Who can argue with that? Yet I would suggest that with the predictable collapse of discussions in Geneva between Syria’s warring parties, there are far more effective and important actions that we can and should take for humanitarian reasons, to say nothing of our vital interests.
For example, Israel should impose a no-fly zone over parts of Syria. I am not an expert on international relations, but I have no doubt that other powers would feel an imperative need to stand and show their true colors.
Hezbollah would be caught trying to decide the pros and cons of unleashing its missiles on Israel, and the Lebanese government would display a fair dose of ambivalence.
Al-Qaida and the legitimate opposition in Syria would understand that their lease on life would be limited by future arrangements with Israel. Iran and its allies would bluster with diatribes and threats, providing the impetus for the Western world and Arab countries to clarify their own positions with regard to Israel’s participation.
And Erdogan of Turkey would probably rearticulate his objections to the Israeli “attack” on a fellow Muslim country.
Yes, Israel should take in wounded Syrian children and their mothers to the full extent of its capability.
Whatever the price, I venture to say it would be much less than if we don’t take the initiative now.

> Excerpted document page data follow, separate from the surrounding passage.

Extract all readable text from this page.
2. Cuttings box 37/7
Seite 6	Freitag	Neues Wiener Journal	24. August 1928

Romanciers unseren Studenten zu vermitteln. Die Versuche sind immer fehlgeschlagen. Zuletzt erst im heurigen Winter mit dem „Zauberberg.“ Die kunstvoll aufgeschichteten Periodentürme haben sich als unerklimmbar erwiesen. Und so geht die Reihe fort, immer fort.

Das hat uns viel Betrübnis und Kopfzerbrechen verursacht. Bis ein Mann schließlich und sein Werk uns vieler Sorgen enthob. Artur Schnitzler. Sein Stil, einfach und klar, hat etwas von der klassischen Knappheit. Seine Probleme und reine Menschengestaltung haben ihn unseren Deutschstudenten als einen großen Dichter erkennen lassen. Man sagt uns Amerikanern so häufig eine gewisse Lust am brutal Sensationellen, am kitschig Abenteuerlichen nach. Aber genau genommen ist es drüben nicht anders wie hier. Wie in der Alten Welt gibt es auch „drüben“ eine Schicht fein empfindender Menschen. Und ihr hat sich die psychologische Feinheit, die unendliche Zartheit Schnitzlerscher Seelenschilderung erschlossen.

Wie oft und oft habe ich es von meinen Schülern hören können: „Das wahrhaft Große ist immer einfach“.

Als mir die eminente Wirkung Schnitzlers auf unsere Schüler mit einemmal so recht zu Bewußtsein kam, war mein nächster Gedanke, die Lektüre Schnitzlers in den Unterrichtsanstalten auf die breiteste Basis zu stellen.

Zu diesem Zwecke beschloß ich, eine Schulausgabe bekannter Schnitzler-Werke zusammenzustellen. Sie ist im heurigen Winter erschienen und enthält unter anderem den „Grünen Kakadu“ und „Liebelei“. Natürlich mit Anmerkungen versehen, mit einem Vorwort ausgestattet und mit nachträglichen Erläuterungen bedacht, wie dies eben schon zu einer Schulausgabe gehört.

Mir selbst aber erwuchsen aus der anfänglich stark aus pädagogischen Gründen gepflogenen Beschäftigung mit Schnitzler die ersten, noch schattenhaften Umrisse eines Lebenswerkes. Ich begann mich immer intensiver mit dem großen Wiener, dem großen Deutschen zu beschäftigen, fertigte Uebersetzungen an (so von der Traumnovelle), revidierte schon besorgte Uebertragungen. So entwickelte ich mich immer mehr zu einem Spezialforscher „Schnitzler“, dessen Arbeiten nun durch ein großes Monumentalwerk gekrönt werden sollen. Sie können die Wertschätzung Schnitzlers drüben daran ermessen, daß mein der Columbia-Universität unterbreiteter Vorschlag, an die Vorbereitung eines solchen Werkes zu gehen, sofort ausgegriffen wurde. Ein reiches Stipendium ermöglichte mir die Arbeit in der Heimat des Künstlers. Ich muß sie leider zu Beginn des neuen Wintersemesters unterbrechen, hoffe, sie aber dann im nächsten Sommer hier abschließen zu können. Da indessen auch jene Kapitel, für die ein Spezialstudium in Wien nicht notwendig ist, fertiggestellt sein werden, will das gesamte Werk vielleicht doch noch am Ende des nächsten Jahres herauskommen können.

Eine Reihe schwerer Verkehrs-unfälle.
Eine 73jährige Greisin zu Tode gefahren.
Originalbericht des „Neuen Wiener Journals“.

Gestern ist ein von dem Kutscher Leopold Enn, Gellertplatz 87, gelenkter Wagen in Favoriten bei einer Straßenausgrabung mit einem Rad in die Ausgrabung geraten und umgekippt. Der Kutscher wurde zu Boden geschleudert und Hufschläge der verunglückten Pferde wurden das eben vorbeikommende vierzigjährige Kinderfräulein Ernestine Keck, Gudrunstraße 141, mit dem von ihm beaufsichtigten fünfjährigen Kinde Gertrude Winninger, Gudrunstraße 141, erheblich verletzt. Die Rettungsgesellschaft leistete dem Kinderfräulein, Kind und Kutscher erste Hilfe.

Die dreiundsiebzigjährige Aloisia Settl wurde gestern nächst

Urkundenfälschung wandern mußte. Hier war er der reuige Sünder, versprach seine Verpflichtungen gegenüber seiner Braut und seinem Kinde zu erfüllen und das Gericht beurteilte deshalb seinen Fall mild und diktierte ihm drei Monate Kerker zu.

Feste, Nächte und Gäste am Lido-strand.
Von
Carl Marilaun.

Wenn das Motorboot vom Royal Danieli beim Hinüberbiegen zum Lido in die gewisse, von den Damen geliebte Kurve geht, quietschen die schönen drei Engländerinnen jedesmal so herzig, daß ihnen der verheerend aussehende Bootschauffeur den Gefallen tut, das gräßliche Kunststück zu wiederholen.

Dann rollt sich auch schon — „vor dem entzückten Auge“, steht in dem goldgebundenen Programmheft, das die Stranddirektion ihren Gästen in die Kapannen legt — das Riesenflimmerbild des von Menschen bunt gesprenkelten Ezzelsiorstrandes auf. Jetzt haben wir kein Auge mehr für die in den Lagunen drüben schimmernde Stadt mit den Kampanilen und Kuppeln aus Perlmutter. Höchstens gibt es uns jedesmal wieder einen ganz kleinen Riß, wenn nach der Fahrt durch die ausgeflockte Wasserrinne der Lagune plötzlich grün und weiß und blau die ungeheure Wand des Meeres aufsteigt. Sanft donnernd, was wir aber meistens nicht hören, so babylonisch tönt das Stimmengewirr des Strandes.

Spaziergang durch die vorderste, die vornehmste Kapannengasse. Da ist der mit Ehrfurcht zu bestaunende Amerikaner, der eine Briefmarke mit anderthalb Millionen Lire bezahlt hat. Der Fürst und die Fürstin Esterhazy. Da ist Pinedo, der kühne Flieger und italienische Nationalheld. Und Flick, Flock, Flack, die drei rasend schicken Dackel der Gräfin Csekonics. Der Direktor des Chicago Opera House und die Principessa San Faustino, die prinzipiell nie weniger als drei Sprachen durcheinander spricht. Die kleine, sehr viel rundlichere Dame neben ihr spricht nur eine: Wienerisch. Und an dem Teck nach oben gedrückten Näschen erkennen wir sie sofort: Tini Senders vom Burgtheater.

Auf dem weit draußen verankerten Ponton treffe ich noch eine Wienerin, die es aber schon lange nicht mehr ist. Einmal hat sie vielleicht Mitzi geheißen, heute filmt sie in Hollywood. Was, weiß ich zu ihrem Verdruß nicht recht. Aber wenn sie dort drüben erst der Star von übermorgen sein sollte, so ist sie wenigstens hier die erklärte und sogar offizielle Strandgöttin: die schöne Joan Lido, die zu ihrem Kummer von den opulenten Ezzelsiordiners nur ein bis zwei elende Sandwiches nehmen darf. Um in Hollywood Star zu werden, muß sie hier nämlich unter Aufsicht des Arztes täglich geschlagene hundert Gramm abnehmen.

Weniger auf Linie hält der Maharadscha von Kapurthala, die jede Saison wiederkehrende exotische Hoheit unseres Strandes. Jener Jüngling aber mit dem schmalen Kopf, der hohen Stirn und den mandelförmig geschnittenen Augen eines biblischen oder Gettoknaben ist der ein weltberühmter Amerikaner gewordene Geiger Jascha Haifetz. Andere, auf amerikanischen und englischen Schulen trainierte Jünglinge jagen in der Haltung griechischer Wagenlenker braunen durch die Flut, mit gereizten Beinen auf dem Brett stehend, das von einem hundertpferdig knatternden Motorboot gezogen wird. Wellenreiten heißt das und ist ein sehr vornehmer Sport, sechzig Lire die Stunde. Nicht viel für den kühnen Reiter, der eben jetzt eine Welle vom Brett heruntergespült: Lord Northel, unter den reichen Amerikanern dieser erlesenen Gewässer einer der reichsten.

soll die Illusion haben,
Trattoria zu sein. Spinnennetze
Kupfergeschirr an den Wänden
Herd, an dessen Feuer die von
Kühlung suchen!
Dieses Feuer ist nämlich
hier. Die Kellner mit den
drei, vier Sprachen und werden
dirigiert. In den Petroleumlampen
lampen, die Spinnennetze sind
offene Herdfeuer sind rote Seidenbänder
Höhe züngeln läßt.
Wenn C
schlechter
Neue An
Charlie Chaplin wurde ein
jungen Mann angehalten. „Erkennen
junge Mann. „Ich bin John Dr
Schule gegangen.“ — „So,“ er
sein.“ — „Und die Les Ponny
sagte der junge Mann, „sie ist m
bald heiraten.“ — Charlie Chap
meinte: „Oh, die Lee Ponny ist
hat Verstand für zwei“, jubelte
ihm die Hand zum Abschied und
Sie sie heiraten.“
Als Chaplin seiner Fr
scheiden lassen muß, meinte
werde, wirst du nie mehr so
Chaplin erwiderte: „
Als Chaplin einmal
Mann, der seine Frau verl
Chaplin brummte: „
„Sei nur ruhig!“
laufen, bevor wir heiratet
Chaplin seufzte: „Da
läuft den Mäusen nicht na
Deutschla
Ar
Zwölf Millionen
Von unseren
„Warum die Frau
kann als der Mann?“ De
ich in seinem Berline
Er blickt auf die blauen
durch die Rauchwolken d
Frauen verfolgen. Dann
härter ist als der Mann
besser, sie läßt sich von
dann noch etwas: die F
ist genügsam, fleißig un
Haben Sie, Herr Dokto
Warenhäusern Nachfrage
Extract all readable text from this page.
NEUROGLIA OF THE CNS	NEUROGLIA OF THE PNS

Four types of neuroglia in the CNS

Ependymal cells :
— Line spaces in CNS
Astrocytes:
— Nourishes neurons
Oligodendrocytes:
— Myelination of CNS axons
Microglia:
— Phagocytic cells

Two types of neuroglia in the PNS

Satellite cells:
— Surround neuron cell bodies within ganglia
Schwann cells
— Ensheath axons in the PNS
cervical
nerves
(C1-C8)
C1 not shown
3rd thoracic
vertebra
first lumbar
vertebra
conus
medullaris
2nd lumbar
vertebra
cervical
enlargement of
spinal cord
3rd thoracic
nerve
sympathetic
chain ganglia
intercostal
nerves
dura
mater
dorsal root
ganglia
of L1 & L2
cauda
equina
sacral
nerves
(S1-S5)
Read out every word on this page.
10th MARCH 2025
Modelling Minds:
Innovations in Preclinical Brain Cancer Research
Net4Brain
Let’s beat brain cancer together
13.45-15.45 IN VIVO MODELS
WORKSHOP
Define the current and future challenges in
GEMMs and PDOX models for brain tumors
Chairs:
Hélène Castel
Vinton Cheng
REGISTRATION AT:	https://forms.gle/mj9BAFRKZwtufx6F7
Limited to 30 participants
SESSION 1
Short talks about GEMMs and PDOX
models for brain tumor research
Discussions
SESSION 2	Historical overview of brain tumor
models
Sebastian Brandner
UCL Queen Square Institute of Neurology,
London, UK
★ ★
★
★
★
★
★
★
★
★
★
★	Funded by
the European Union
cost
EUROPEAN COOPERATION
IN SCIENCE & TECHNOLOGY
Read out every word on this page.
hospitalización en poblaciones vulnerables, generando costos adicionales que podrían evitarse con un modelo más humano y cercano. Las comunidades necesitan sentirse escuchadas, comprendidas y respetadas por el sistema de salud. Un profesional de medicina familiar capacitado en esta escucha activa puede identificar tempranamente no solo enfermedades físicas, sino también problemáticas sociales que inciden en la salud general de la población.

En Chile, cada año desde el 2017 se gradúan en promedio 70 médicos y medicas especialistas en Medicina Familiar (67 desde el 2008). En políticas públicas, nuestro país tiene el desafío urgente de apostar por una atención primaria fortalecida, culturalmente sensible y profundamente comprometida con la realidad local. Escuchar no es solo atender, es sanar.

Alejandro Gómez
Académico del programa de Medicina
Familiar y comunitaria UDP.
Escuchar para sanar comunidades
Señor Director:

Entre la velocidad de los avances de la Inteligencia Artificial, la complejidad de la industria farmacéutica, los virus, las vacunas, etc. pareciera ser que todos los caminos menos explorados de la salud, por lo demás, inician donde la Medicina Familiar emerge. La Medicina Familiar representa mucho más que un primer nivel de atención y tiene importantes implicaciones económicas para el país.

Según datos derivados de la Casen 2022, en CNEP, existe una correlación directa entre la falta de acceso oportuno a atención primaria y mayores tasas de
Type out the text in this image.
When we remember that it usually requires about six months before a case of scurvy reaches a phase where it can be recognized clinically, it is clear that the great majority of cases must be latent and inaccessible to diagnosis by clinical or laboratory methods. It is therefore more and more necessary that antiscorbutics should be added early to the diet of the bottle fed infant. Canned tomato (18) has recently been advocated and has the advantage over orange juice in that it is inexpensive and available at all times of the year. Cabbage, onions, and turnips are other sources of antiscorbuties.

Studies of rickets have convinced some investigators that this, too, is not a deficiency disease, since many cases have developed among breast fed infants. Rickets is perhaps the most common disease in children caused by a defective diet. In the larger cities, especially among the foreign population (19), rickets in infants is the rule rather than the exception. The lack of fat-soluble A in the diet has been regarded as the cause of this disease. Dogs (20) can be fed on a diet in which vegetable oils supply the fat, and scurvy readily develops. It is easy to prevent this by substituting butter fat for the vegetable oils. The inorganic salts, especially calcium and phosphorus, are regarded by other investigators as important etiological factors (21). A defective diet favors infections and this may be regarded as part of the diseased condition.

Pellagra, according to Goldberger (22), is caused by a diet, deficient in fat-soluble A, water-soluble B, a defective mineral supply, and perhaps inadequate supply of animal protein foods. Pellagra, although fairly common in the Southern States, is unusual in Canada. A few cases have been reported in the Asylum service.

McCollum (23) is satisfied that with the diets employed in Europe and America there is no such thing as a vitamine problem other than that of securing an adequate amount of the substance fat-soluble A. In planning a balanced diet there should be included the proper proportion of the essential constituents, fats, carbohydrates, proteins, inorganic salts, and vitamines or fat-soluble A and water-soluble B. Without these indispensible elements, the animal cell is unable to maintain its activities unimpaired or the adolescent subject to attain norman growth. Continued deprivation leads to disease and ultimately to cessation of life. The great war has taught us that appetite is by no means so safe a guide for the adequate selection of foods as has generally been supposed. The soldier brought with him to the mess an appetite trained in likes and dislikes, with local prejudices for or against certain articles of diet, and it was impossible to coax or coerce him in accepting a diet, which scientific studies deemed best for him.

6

In all events, it would modify our relationships with our neighbors as well as the rest of the world.
Tough out there
Sir, – Regarding Hershey Friedman (“The man with the Midas touch,” Business & Finance, January 31), one of the reasons people here have a “difficult life” is because young people with average salaries have been priced out of the real estate market by people who don’t live here. Do we really need a tower for the elite and the who’s who? While Mr. Friedman certainly has the right to build whatever pleases him, I would respectfully suggest that the people of Israel about whom he cares would be better served if he used his Midas touch to build gorgeous housing for the not-so-elite and for the simply “who?”
Do it together
Sir, – The January 13 headline “Israel to spend billions on Jewish Diaspora initiative” had me jump for joy – and worry. We need a plan and an agenda before we talk money.
We need a round table of wise men and women from the entire Jewish world. Israel would be an important member, but not one to give orders to the Jews of the Diaspora.
Let us find what to do so that we are one people, responsible and knowledgeable.
Let us upgrade Hebrew and Bible studies. One annual international Bible quiz is nonsense. Let us put tragic Auschwitz next to the contributions to the world by Jews throughout the centuries.
Let our people be proud of their heritage.
If we do it together the money will be well spent.
Alone, Israel is a small spot on the globe. But whatever we do, we must do it together.
The writer joined the Foreign Ministry in 1948 and is a former ambassador to Denmark and consul-general in New York.